За экспроприированную одежду, оружие и окорока Хавр обещал при случае рассчитаться. Впрочем, сказано это было, скорее, для успокоения совести Ирлеф, чем для хозяина, пропустившего столь явную небылицу мимо ушей.
И снова мы шли куда-то по бездорожью, сначала через тихий, полный белками и крохотными пичугами лес, потом через унылую равнину, кишевшую необычайно жирной саранчой, а уж затем через такие места, где по непонятным причинам погибли не только растения и животные, но, наверное, даже микробы, – в чашечках высохших цветов мы находили сухих насекомых, а в одном из заброшенных домов натолкнулись на высохший труп человека, к ногам которого все еще прижимался высохший труп собаки. Вслед затем на нашем пути оказались почти непроходимые болота, густейшие заросли тростника и что-то вообще непонятное, предельно вонючее, похожее на огромный навозный отстойник. Надо думать, мы уже углубились в Окаянный Край.
– Куда мы идем? – с тоской вопрошала Ирлеф. – Ради чего забрели сюда? Что мы скажем по возвращении Блюстителям? Ведь ты, Хавр, палец о палец не ударил, чтобы выполнить их поручения.
Тогда Хавр с самым серьезным видом принимался измерять шагами давно заброшенные поля и в поисках самородков промывать торфяную грязь в ручьях.
Впереди нас, как я предполагал, ожидала загадочная Переправа, но уж очень уныл был путь к ней и чрезвычайно скудна кормежка. Зелейник мы честно разделили на троих, разлив во фляги, позаимствованные у хозяина, в простые фляги, без всяких секретов. Срок мой все еще не наступал, видно, кто-то из слепышей сумел-таки продырявить мою шкуру.
Как я ни всматривался в окружающие пейзажи, но так и не сумел понять, где здесь исконные земли, а где оставленные Сокрушениями заплаты.

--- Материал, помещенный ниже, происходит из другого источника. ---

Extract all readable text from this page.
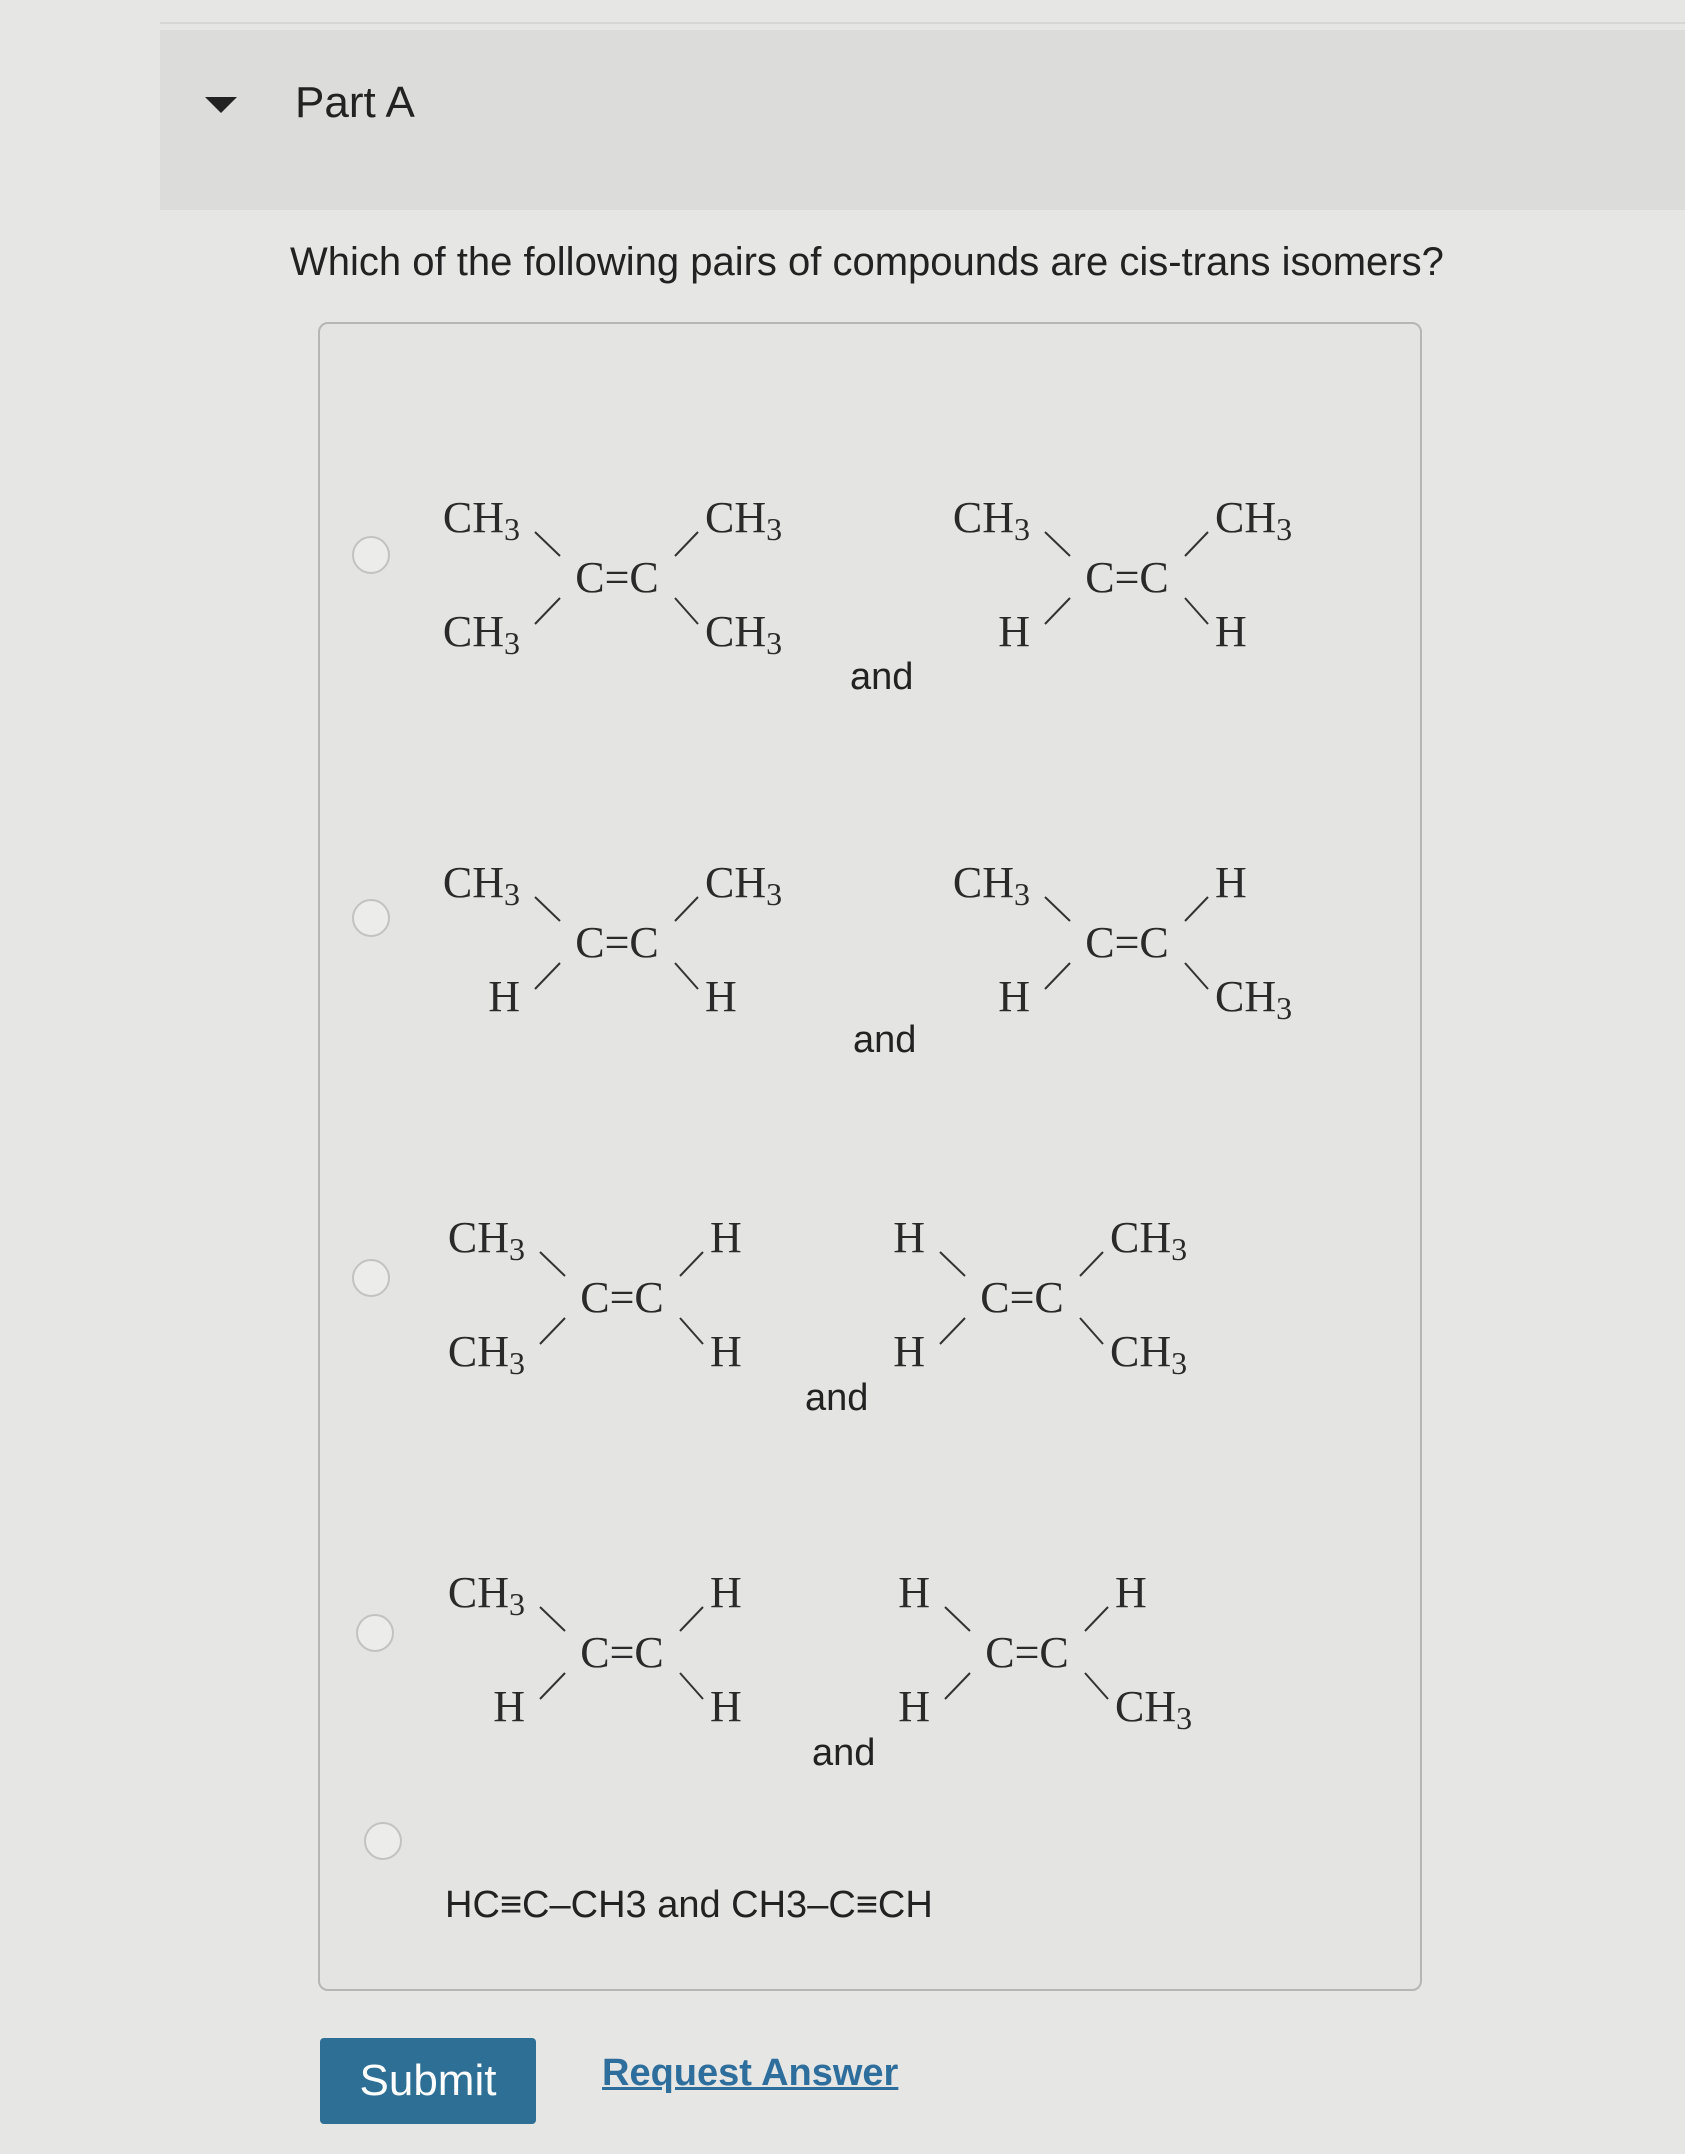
Part A
Which of the following pairs of compounds are cis-trans isomers?
C=C
CH3
CH3
CH3
CH3
and
C=C
CH3
H
CH3
H
C=C
CH3
H
CH3
H
and
C=C
CH3
H
H
CH3
C=C
CH3
CH3
H
H
and
C=C
H
H
CH3
CH3
C=C
CH3
H
H
H
and
C=C
H
H
H
CH3
HC≡C–CH3 and CH3–C≡CH
Submit	Request Answer
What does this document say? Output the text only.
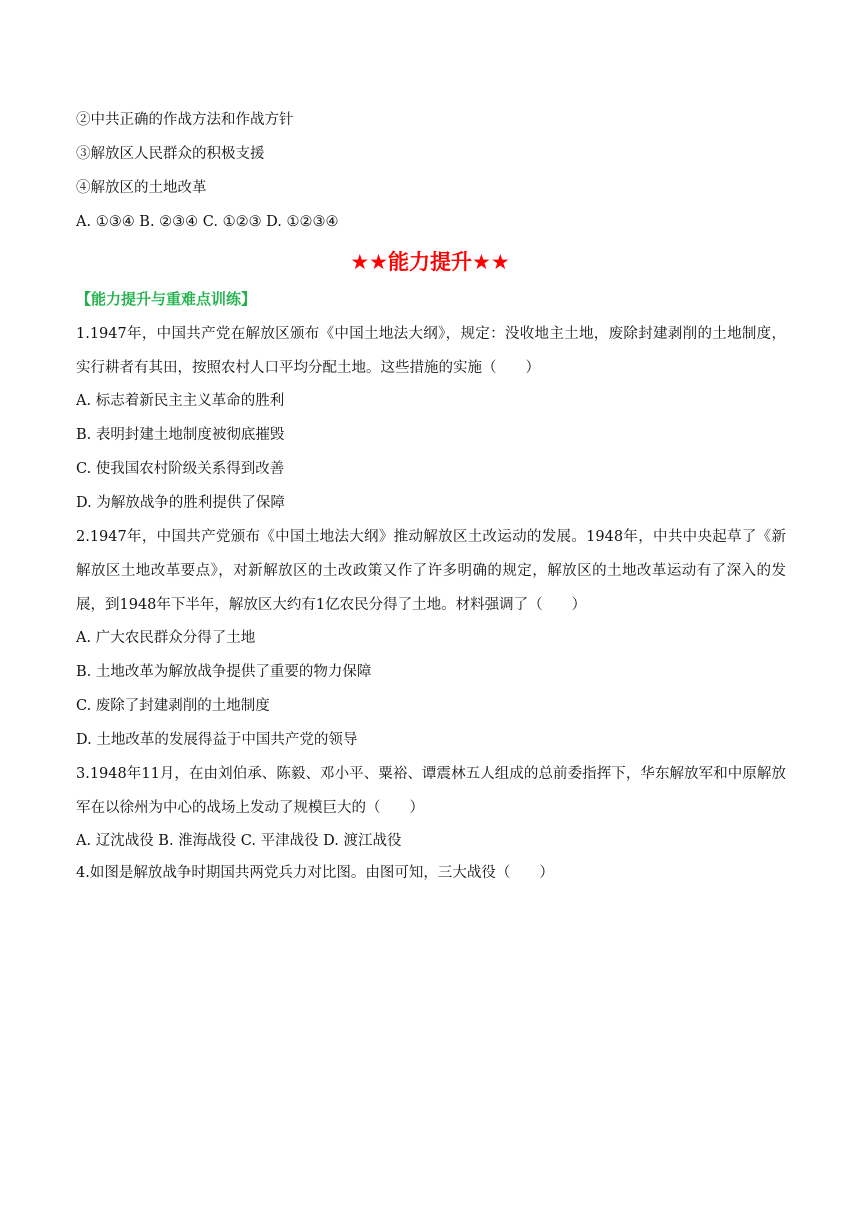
②中共正确的作战方法和作战方针
③解放区人民群众的积极支援
④解放区的土地改革
A. ①③④ B. ②③④ C. ①②③ D. ①②③④
★★能力提升★★
【能力提升与重难点训练】
1.1947年，中国共产党在解放区颁布《中国土地法大纲》，规定：没收地主土地，废除封建剥削的土地制度，实行耕者有其田，按照农村人口平均分配土地。这些措施的实施（　　）
A. 标志着新民主主义革命的胜利
B. 表明封建土地制度被彻底摧毁
C. 使我国农村阶级关系得到改善
D. 为解放战争的胜利提供了保障
2.1947年，中国共产党颁布《中国土地法大纲》推动解放区土改运动的发展。1948年，中共中央起草了《新解放区土地改革要点》，对新解放区的土改政策又作了许多明确的规定，解放区的土地改革运动有了深入的发展，到1948年下半年，解放区大约有1亿农民分得了土地。材料强调了（　　）
A. 广大农民群众分得了土地
B. 土地改革为解放战争提供了重要的物力保障
C. 废除了封建剥削的土地制度
D. 土地改革的发展得益于中国共产党的领导
3.1948年11月，在由刘伯承、陈毅、邓小平、粟裕、谭震林五人组成的总前委指挥下，华东解放军和中原解放军在以徐州为中心的战场上发动了规模巨大的（　　）
A. 辽沈战役 B. 淮海战役 C. 平津战役 D. 渡江战役
4.如图是解放战争时期国共两党兵力对比图。由图可知，三大战役（　　）
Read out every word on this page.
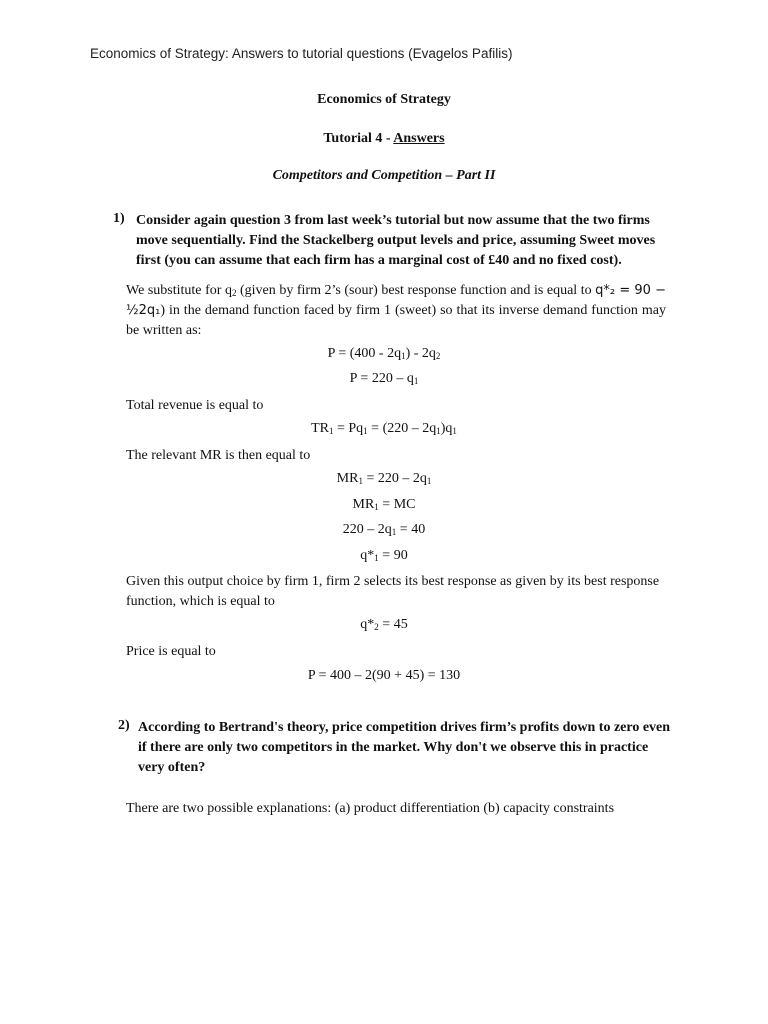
Economics of Strategy: Answers to tutorial questions (Evagelos Pafilis)
Economics of Strategy
Tutorial 4 - Answers
Competitors and Competition – Part II
1) Consider again question 3 from last week’s tutorial but now assume that the two firms move sequentially. Find the Stackelberg output levels and price, assuming Sweet moves first (you can assume that each firm has a marginal cost of £40 and no fixed cost).
We substitute for $q_2$ (given by firm 2’s (sour) best response function and is equal to q*₂ = 90 − ½2q₁) in the demand function faced by firm 1 (sweet) so that its inverse demand function may be written as:
$P = (400 - 2q_1) - 2q_2$
$P = 220 - q_1$
Total revenue is equal to
$TR_1 = Pq_1 = (220 - 2q_1)q_1$
The relevant MR is then equal to
$MR_1 = 220 - 2q_1$
$MR_1$ = MC
$220 - 2q_1 = 40$
$q*_1 = 90$
Given this output choice by firm 1, firm 2 selects its best response as given by its best response function, which is equal to
$q*_2 = 45$
Price is equal to
P = 400 – 2(90 + 45) = 130
2) According to Bertrand's theory, price competition drives firm’s profits down to zero even if there are only two competitors in the market. Why don't we observe this in practice very often?
There are two possible explanations: (a) product differentiation (b) capacity constraints
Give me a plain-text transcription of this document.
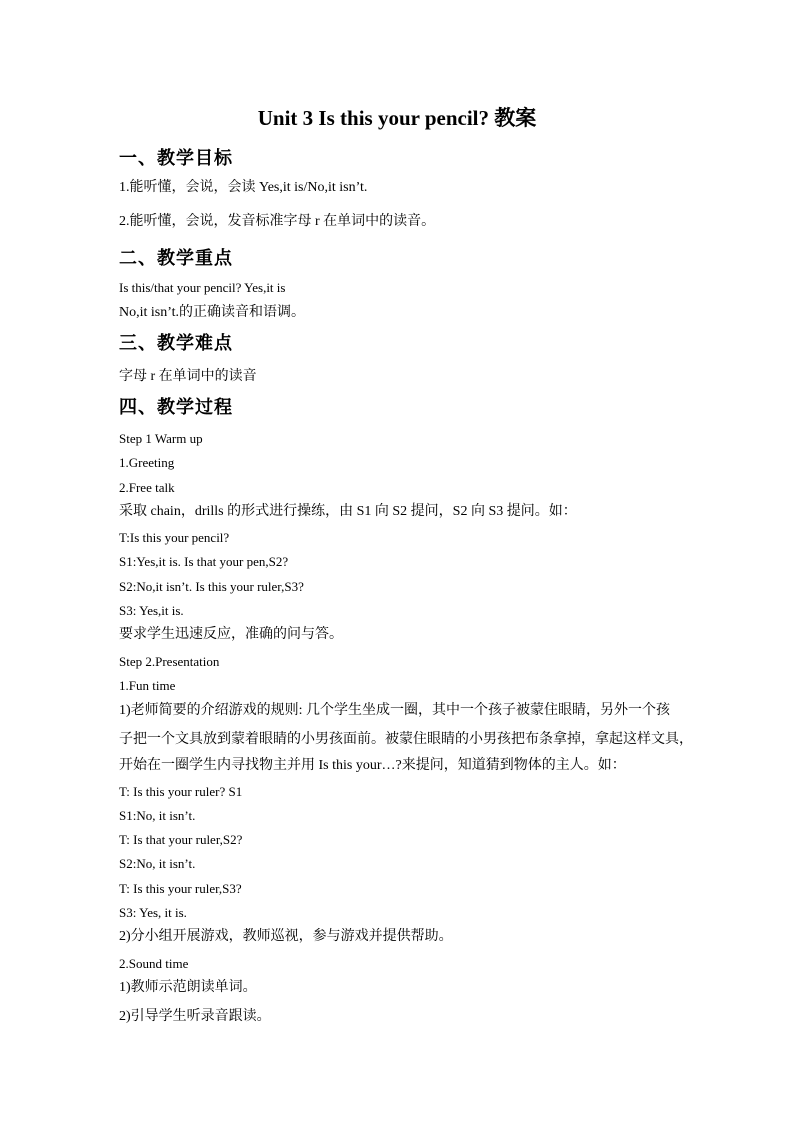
Unit 3 Is this your pencil? 教案
一、教学目标
1.能听懂，会说，会读 Yes,it is/No,it isn’t.
2.能听懂，会说，发音标准字母 r 在单词中的读音。
二、教学重点
Is this/that your pencil? Yes,it is
No,it isn’t.的正确读音和语调。
三、教学难点
字母 r 在单词中的读音
四、教学过程
Step 1 Warm up
1.Greeting
2.Free talk
采取 chain，drills 的形式进行操练，由 S1 向 S2 提问，S2 向 S3 提问。如：
T:Is this your pencil?
S1:Yes,it is. Is that your pen,S2?
S2:No,it isn’t. Is this your ruler,S3?
S3: Yes,it is.
要求学生迅速反应，准确的问与答。
Step 2.Presentation
1.Fun time
1)老师简要的介绍游戏的规则: 几个学生坐成一圈，其中一个孩子被蒙住眼睛，另外一个孩
子把一个文具放到蒙着眼睛的小男孩面前。被蒙住眼睛的小男孩把布条拿掉，拿起这样文具，
开始在一圈学生内寻找物主并用 Is this your…?来提问，知道猜到物体的主人。如：
T: Is this your ruler? S1
S1:No, it isn’t.
T: Is that your ruler,S2?
S2:No, it isn’t.
T: Is this your ruler,S3?
S3: Yes, it is.
2)分小组开展游戏，教师巡视，参与游戏并提供帮助。
2.Sound time
1)教师示范朗读单词。
2)引导学生听录音跟读。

Чужая цепкая жизнь, однажды уцелев, расползалась во все стороны, смешивалась с автохтонами, давала причудливые помеси. За все это время мы видели лишь одно крупное существо, вернее, его останки – что-то длинное, массивное, желеобразное, опутанное не то кишками, не то щупальцами, облепленное, как тестом, шевелящейся массой белых червей, смердело в седловине меж двух голых холмов. Но край этот вовсе не был безлюден – нам то и дело попадались кострища, следы топоров на пнях, сложенные из камней пирамидки, отмечавшие места погребений.
Для знакомства с нами обитатели этих мест выбрали весьма неудачное время, когда как раз Хавр – была его очередь дежурить – не спал. Сначала нас обстреляли из ружей, к счастью, не травилом, а обыкновенными камнями (полноценные боеприпасы, видимо, были в этих краях редкостью), после чего атаковали в развернутом строю. Бой окончился раньше, чем я смог принять в нем участие – ни один из выпущенных Хавром зарядов не пропал впустую. Незадачливые вояки отступили с той же расторопностью, с которой только что нападали, оставив в предполье три бездыханных тела, под действием травила продолжавших менять свой облик в сторону полной бесформенности.